A court in Buenos Aires told the national telecoms regulator, ENACOM, to get internet providers on board to carry out the block. Google and Apple got orders to take Polymarket’s app down for Argentine users.

It started when gambling bodies LOTBA and the Argentine Chamber of Casinos and Bingos lodged formal complaints. A dedicated gambling prosecutor’s office picked the case up from there.

Investigators found the platform was essentially running a betting operation while calling itself something else. On top of that, regulators pointed to payments made in crypto, deposits via credit card, and zero checks on age or identity, leaving the door open for underage users.

What made the ban stand out was the timing. Local media reported that Polymarket’s odds on Argentina’s February inflation figure, which came in at 2.9%, shifted noticeably just 15 minutes before the government published the data. That raised questions about whether someone had got to the numbers early.

Colombia pulled the plug on Polymarket last year. The Netherlands followed last month.

Back in the US, Kalshi and Polymarket have been doing big business, with over $44 billion changing hands between them in the past year. Nine out of ten bets on Kalshi are sports-related, but the range of markets goes well beyond that.

People have put $12 million on whether the US will confirm alien life before 2027, and $45 million on whether Jesus Christ returns this year.

Both platforms shot to prominence when they called Trump’s 2024 election win ahead of the polls. They are now said to be chasing investment that would value them together at $20 billion.

War death bets draw backlash and legal threats

Nothing has caused more trouble than the war markets. Bloomberg put Polymarket’s Iran-related betting at over $500 million. At one point, the platform was taking bets on a nuclear strike, a market it shut down once it started getting attention online, according to Cryptopolitan’s report.

Kalshi pulled a $54 million market over whether Iran’s Supreme Leader Ayatollah Ali Khamenei would be out of power by March 1, saying US-regulated platforms have no business running markets that “directly settle on someone’s death.”

Stew, 35, from Montana, had $10 riding on that Khamenei market. He got the idea one night after coming across reports of a surge in pizza orders near the Pentagon. He got his money back when Kalshi cancelled the market, but he wasn’t buying the company’s reasoning.

“They call it contract trading, which I guess technically speaking, that’s what it is. But if we’re all being honest here, it’s still betting,” he told BBC.

Craig Holman from Public Citizen didn’t mince words. “You have now opened up gambling on almost anything and it has turned into this very, very gruesome type of thing on the death of a head of state,” he said.

On Capitol Hill, Democrats have pushed a bill to bar government officials from trading event contracts.
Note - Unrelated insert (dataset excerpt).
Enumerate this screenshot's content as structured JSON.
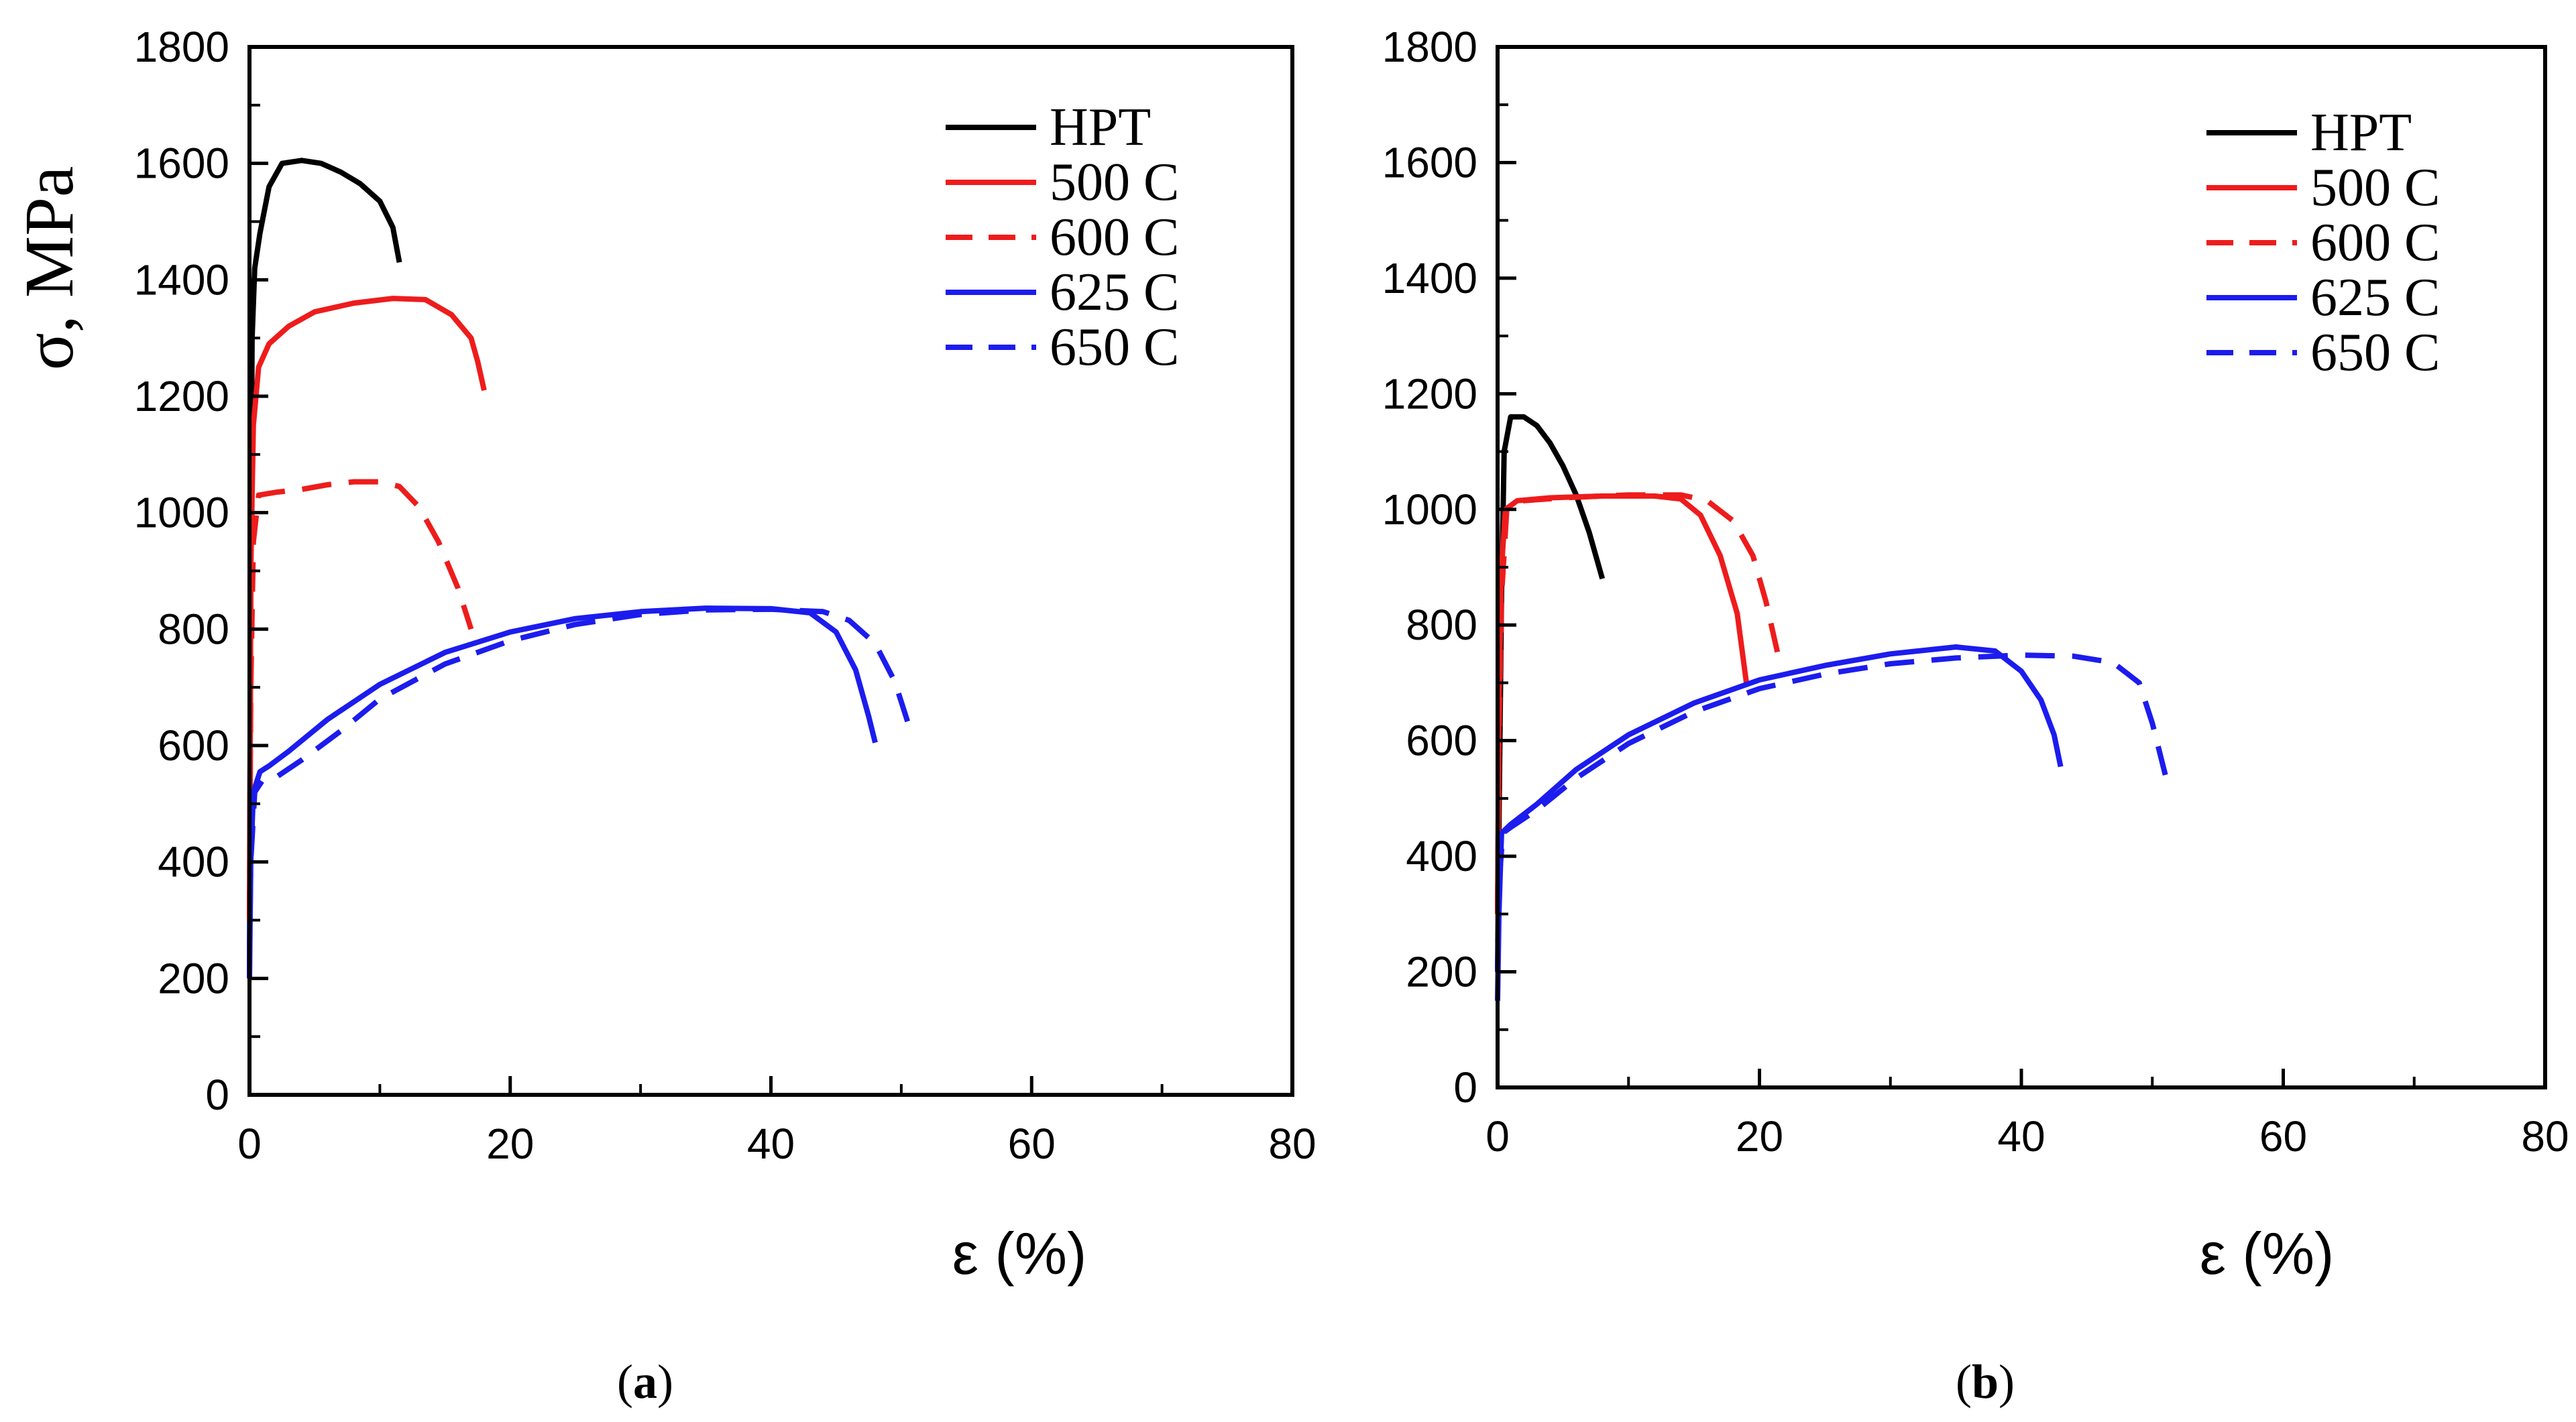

They pointed to one case where someone new to Polymarket walked away with close to half a million dollars after correctly betting on the arrest of Venezuela’s president, shortly before news broke publicly.

Bitcoin price bets pull in $60 million in a single day

Meanwhile, a simple five-minute Bitcoin bet on Polymarket pulled in over $60 million in one day, per Dune Analytics. Kalshi runs the same idea over 15-minute windows. There are no spreads or complicated odds, just a yes or a no, which suits people put off by how traditional sports betting works.

The CFTC dropped its proposed ban on sports and election contracts last month. The regulator’s Trump-picked chairman has backed the platforms, calling event contracts economically useful. But those pushing for tighter rules say the industry is hiding behind financial language to dodge the rules and taxes that betting companies normally have to deal with.

“Nobody is saying that gambling shouldn’t be allowed,” said Ben Schiffrin of Better Markets. “What the states are saying is things that are gambling should be regulated as gambling.”